July proved a more challenging month for emerging markets as geopolitical tensions came back to the fore after the tragic downing of flight MH17 over eastern Ukraine. The US government had already announced fresh sanctions before the tragedy, but the incident and Russia’s subsequent reaction prompted Western governments to launch a fresh round of sanctions targeting specific sectors of the Russian economy. The souring sentiment and deteriorating economic outlook led to a sell-off in Russian assets, and forced the central bank to raise interest rates 50 basis points, to 8%, in a bid to stem ruble weakness.
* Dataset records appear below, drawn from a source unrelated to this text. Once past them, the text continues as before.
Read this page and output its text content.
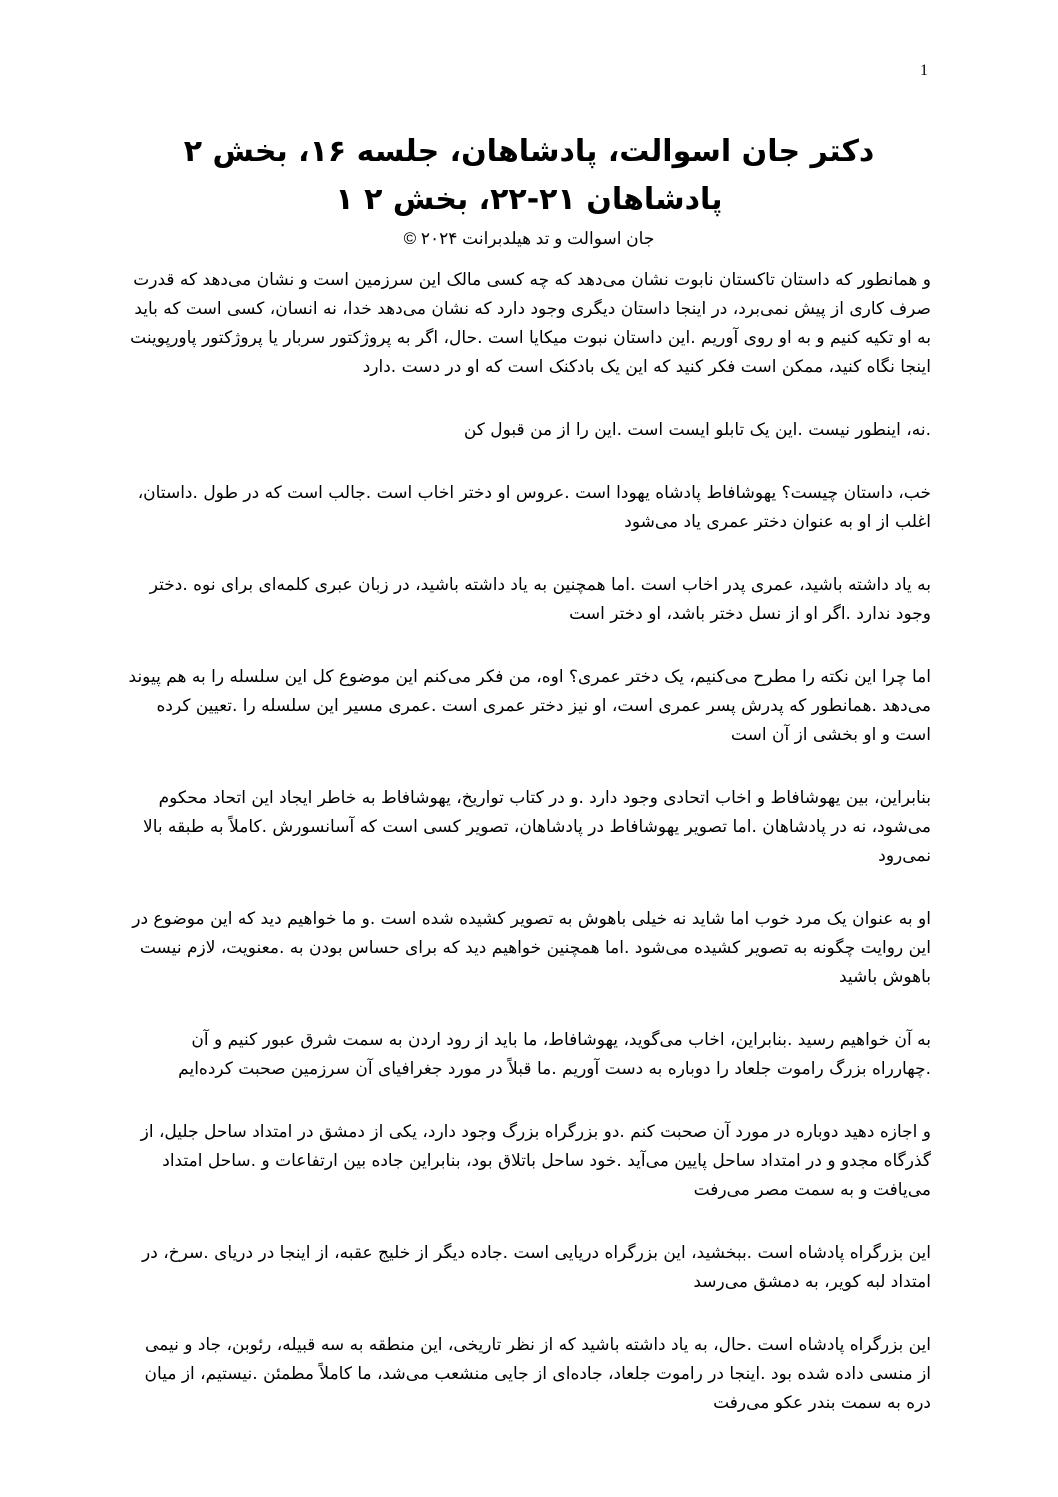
1
دکتر جان اسوالت، پادشاهان، جلسه ۱۶، بخش ۲
پادشاهان ۲۱-۲۲، بخش ۲ ۱
جان اسوالت و تد هیلدبرانت ۲۰۲۴ ©

و همانطور که داستان تاکستان نابوت نشان می‌دهد که چه کسی مالک این سرزمین است و نشان می‌دهد که قدرت صرف کاری از پیش نمی‌برد، در اینجا داستان دیگری وجود دارد که نشان می‌دهد خدا، نه انسان، کسی است که باید به او تکیه کنیم و به او روی آوریم .این داستان نبوت میکایا است .حال، اگر به پروژکتور سربار یا پروژکتور پاورپوینت اینجا نگاه کنید، ممکن است فکر کنید که این یک بادکنک است که او در دست .دارد

.نه، اینطور نیست .این یک تابلو ایست است .این را از من قبول کن

خب، داستان چیست؟ یهوشافاط پادشاه یهودا است .عروس او دختر اخاب است .جالب است که در طول .داستان، اغلب از او به عنوان دختر عمری یاد می‌شود

به یاد داشته باشید، عمری پدر اخاب است .اما همچنین به یاد داشته باشید، در زبان عبری کلمه‌ای برای نوه .دختر وجود ندارد .اگر او از نسل دختر باشد، او دختر است

اما چرا این نکته را مطرح می‌کنیم، یک دختر عمری؟ اوه، من فکر می‌کنم این موضوع کل این سلسله را به هم پیوند می‌دهد .همانطور که پدرش پسر عمری است، او نیز دختر عمری است .عمری مسیر این سلسله را .تعیین کرده است و او بخشی از آن است

بنابراین، بین یهوشافاط و اخاب اتحادی وجود دارد .و در کتاب تواریخ، یهوشافاط به خاطر ایجاد این اتحاد محکوم می‌شود، نه در پادشاهان .اما تصویر یهوشافاط در پادشاهان، تصویر کسی است که آسانسورش .کاملاً به طبقه بالا نمی‌رود

او به عنوان یک مرد خوب اما شاید نه خیلی باهوش به تصویر کشیده شده است .و ما خواهیم دید که این موضوع در این روایت چگونه به تصویر کشیده می‌شود .اما همچنین خواهیم دید که برای حساس بودن به .معنویت، لازم نیست باهوش باشید

به آن خواهیم رسید .بنابراین، اخاب می‌گوید، یهوشافاط، ما باید از رود اردن به سمت شرق عبور کنیم و آن .چهارراه بزرگ راموت جلعاد را دوباره به دست آوریم .ما قبلاً در مورد جغرافیای آن سرزمین صحبت کرده‌ایم

و اجازه دهید دوباره در مورد آن صحبت کنم .دو بزرگراه بزرگ وجود دارد، یکی از دمشق در امتداد ساحل جلیل، از گذرگاه مجدو و در امتداد ساحل پایین می‌آید .خود ساحل باتلاق بود، بنابراین جاده بین ارتفاعات و .ساحل امتداد می‌یافت و به سمت مصر می‌رفت

این بزرگراه پادشاه است .ببخشید، این بزرگراه دریایی است .جاده دیگر از خلیج عقبه، از اینجا در دریای .سرخ، در امتداد لبه کویر، به دمشق می‌رسد

این بزرگراه پادشاه است .حال، به یاد داشته باشید که از نظر تاریخی، این منطقه به سه قبیله، رئوبن، جاد و نیمی از منسی داده شده بود .اینجا در راموت جلعاد، جاده‌ای از جایی منشعب می‌شد، ما کاملاً مطمئن .نیستیم، از میان دره به سمت بندر عکو می‌رفت
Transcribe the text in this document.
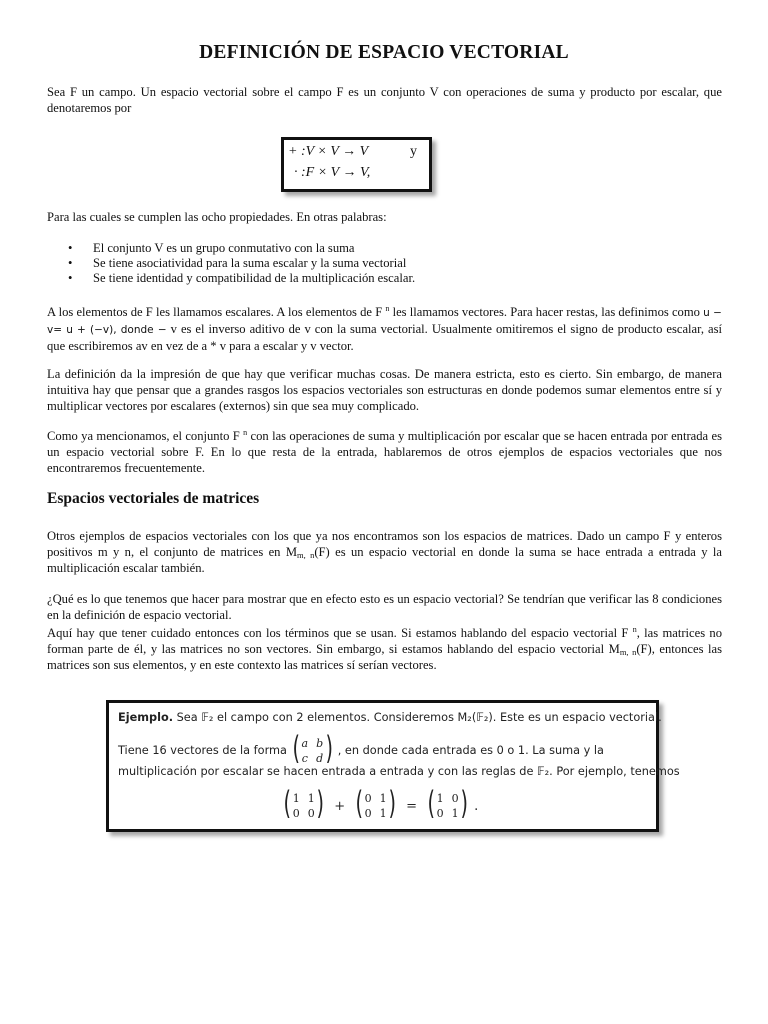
DEFINICIÓN DE ESPACIO VECTORIAL

Sea F un campo. Un espacio vectorial sobre el campo F es un conjunto V con operaciones de suma y producto por escalar, que denotaremos por

+ :V × V → V	y
· :F × V → V,

Para las cuales se cumplen las ocho propiedades. En otras palabras:

• El conjunto V es un grupo conmutativo con la suma
• Se tiene asociatividad para la suma escalar y la suma vectorial
• Se tiene identidad y compatibilidad de la multiplicación escalar.

A los elementos de F les llamamos escalares. A los elementos de F $^n$ les llamamos vectores. Para hacer restas, las definimos como u − v= u + (−v), donde − v es el inverso aditivo de v con la suma vectorial. Usualmente omitiremos el signo de producto escalar, así que escribiremos av en vez de a * v para a escalar y v vector.

La definición da la impresión de que hay que verificar muchas cosas. De manera estricta, esto es cierto. Sin embargo, de manera intuitiva hay que pensar que a grandes rasgos los espacios vectoriales son estructuras en donde podemos sumar elementos entre sí y multiplicar vectores por escalares (externos) sin que sea muy complicado.

Como ya mencionamos, el conjunto F $^n$ con las operaciones de suma y multiplicación por escalar que se hacen entrada por entrada es un espacio vectorial sobre F. En lo que resta de la entrada, hablaremos de otros ejemplos de espacios vectoriales que nos encontraremos frecuentemente.

Espacios vectoriales de matrices

Otros ejemplos de espacios vectoriales con los que ya nos encontramos son los espacios de matrices. Dado un campo F y enteros positivos m y n, el conjunto de matrices en $M_{m, n}(F)$ es un espacio vectorial en donde la suma se hace entrada a entrada y la multiplicación escalar también.

¿Qué es lo que tenemos que hacer para mostrar que en efecto esto es un espacio vectorial? Se tendrían que verificar las 8 condiciones en la definición de espacio vectorial.

Aquí hay que tener cuidado entonces con los términos que se usan. Si estamos hablando del espacio vectorial F $^n$, las matrices no forman parte de él, y las matrices no son vectores. Sin embargo, si estamos hablando del espacio vectorial $M_{m, n}(F)$, entonces las matrices son sus elementos, y en este contexto las matrices sí serían vectores.

Ejemplo. Sea 𝔽₂ el campo con 2 elementos. Consideremos M₂(𝔽₂). Este es un espacio vectorial.
Tiene 16 vectores de la forma ( a	b
c	d ) , en donde cada entrada es 0 o 1. La suma y la
multiplicación por escalar se hacen entrada a entrada y con las reglas de 𝔽₂. Por ejemplo, tenemos
( 1	1
0	0 ) + ( 0	1
0	1 ) = ( 1	0
0	1 ) .
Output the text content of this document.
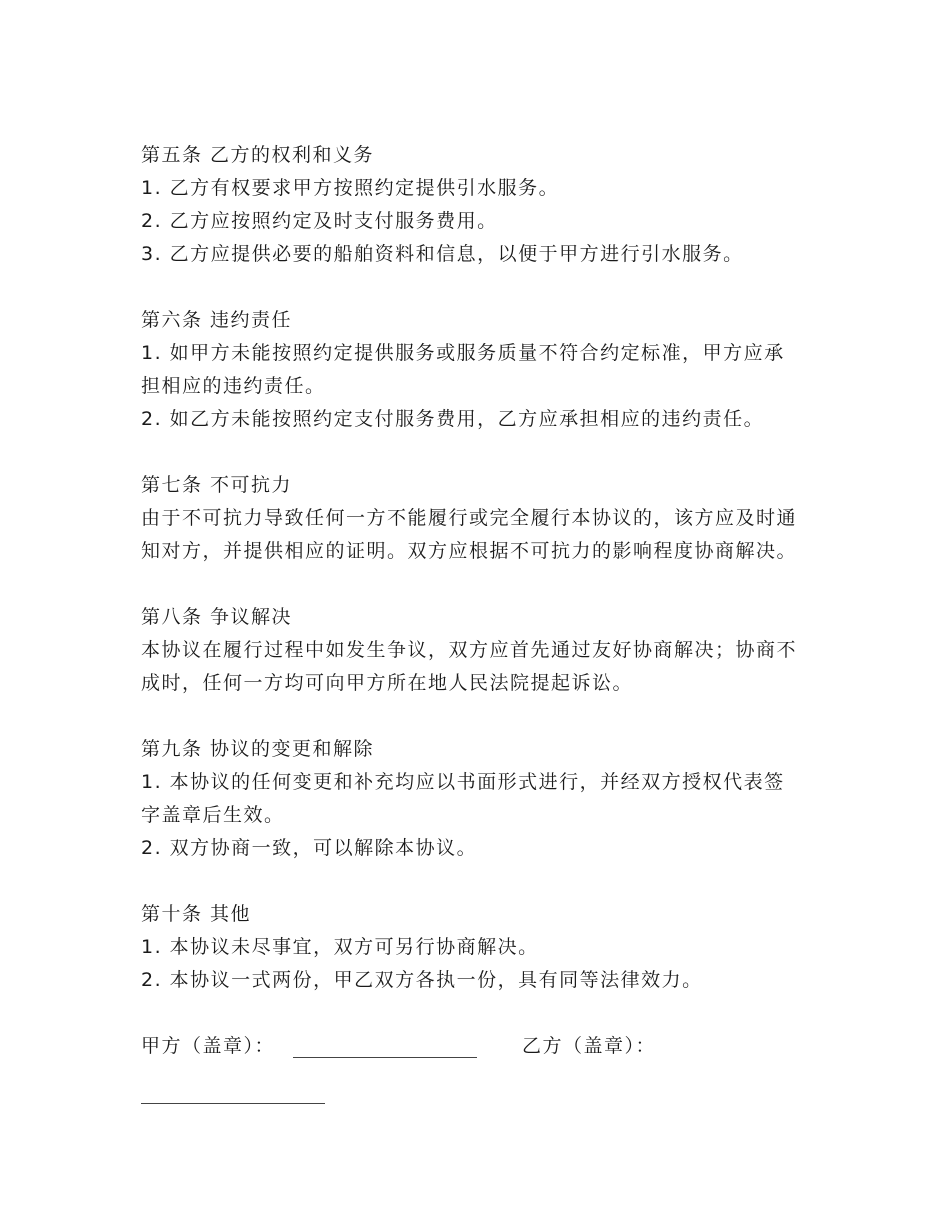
第五条 乙方的权利和义务
1. 乙方有权要求甲方按照约定提供引水服务。
2. 乙方应按照约定及时支付服务费用。
3. 乙方应提供必要的船舶资料和信息，以便于甲方进行引水服务。
第六条 违约责任
1. 如甲方未能按照约定提供服务或服务质量不符合约定标准，甲方应承担相应的违约责任。
2. 如乙方未能按照约定支付服务费用，乙方应承担相应的违约责任。
第七条 不可抗力
由于不可抗力导致任何一方不能履行或完全履行本协议的，该方应及时通知对方，并提供相应的证明。双方应根据不可抗力的影响程度协商解决。
第八条 争议解决
本协议在履行过程中如发生争议，双方应首先通过友好协商解决；协商不成时，任何一方均可向甲方所在地人民法院提起诉讼。
第九条 协议的变更和解除
1. 本协议的任何变更和补充均应以书面形式进行，并经双方授权代表签字盖章后生效。
2. 双方协商一致，可以解除本协议。
第十条 其他
1. 本协议未尽事宜，双方可另行协商解决。
2. 本协议一式两份，甲乙双方各执一份，具有同等法律效力。
甲方（盖章）：	乙方（盖章）：
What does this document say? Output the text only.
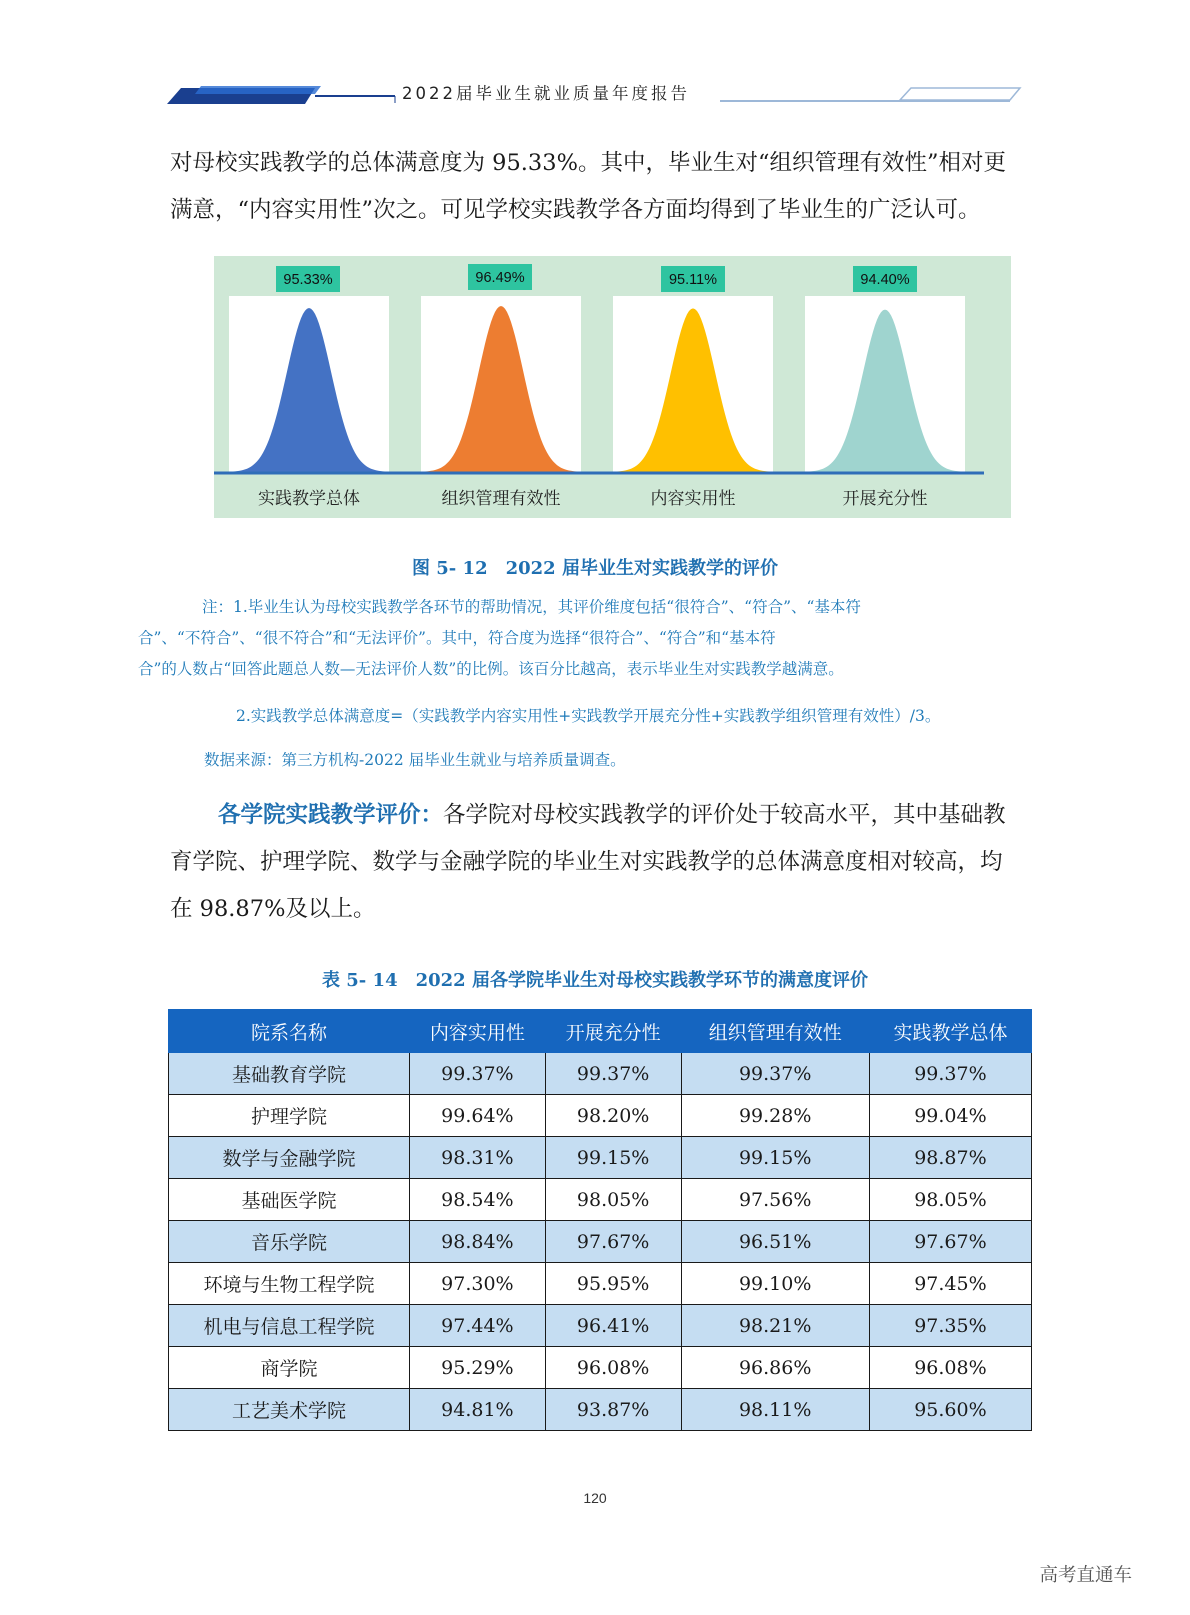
2022届毕业生就业质量年度报告

对母校实践教学的总体满意度为 95.33%。其中，毕业生对“组织管理有效性”相对更
满意，“内容实用性”次之。可见学校实践教学各方面均得到了毕业生的广泛认可。

95.33%
实践教学总体
96.49%
组织管理有效性
95.11%
内容实用性
94.40%
开展充分性
图 5- 12　2022 届毕业生对实践教学的评价

注：1.毕业生认为母校实践教学各环节的帮助情况，其评价维度包括“很符合”、“符合”、“基本符
合”、“不符合”、“很不符合”和“无法评价”。其中，符合度为选择“很符合”、“符合”和“基本符
合”的人数占“回答此题总人数—无法评价人数”的比例。该百分比越高，表示毕业生对实践教学越满意。

2.实践教学总体满意度=（实践教学内容实用性+实践教学开展充分性+实践教学组织管理有效性）/3。

数据来源：第三方机构-2022 届毕业生就业与培养质量调查。

各学院实践教学评价：各学院对母校实践教学的评价处于较高水平，其中基础教
育学院、护理学院、数学与金融学院的毕业生对实践教学的总体满意度相对较高，均
在 98.87%及以上。

表 5- 14　2022 届各学院毕业生对母校实践教学环节的满意度评价
院系名称	内容实用性	开展充分性	组织管理有效性	实践教学总体
基础教育学院	99.37%	99.37%	99.37%	99.37%
护理学院	99.64%	98.20%	99.28%	99.04%
数学与金融学院	98.31%	99.15%	99.15%	98.87%
基础医学院	98.54%	98.05%	97.56%	98.05%
音乐学院	98.84%	97.67%	96.51%	97.67%
环境与生物工程学院	97.30%	95.95%	99.10%	97.45%
机电与信息工程学院	97.44%	96.41%	98.21%	97.35%
商学院	95.29%	96.08%	96.86%	96.08%
工艺美术学院	94.81%	93.87%	98.11%	95.60%
120
高考直通车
In its latest emerging markets debt indicator, Investec AM highlights other more positive developments elsewhere; reformist candidate, Joko Widodo, secured victory in the Indonesian presidential elections. The new Indian government unveiled its first budget, promising a significant reform programme. More negatively, but in line with expectations, South Africa had its credit rating downgraded and Argentina entered a technical default after refusing to pay the holdouts.
Global macro data remains generally encouraging. US second quarter growth surprised to the upside and the Chinese economy expanded in line with its government target. Moreover, the latest Chinese manufacturing purchasing managers’ index (PMI) hit an 18-month high. The top performing currency was the Indonesian rupiah, helped by Joko Widodo’s election victory. Stronger exports helped boost the Thai baht and the Nigerian naira also performed well. As discussed, the Russian ruble sold-off and it was the worst performing currency in the index. The Hungarian forint and Chilean peso were also relatively weak as their central banks eased rates over the month.
Given its interest rate cut and worsening growth outlook, the top performing bond market was Chile. The Philippines and Indonesia also posted solid returns over the month. Given the sell-off in Russia, it was by far the weakest bond market. Colombian and Turkish bonds also lagged their peers.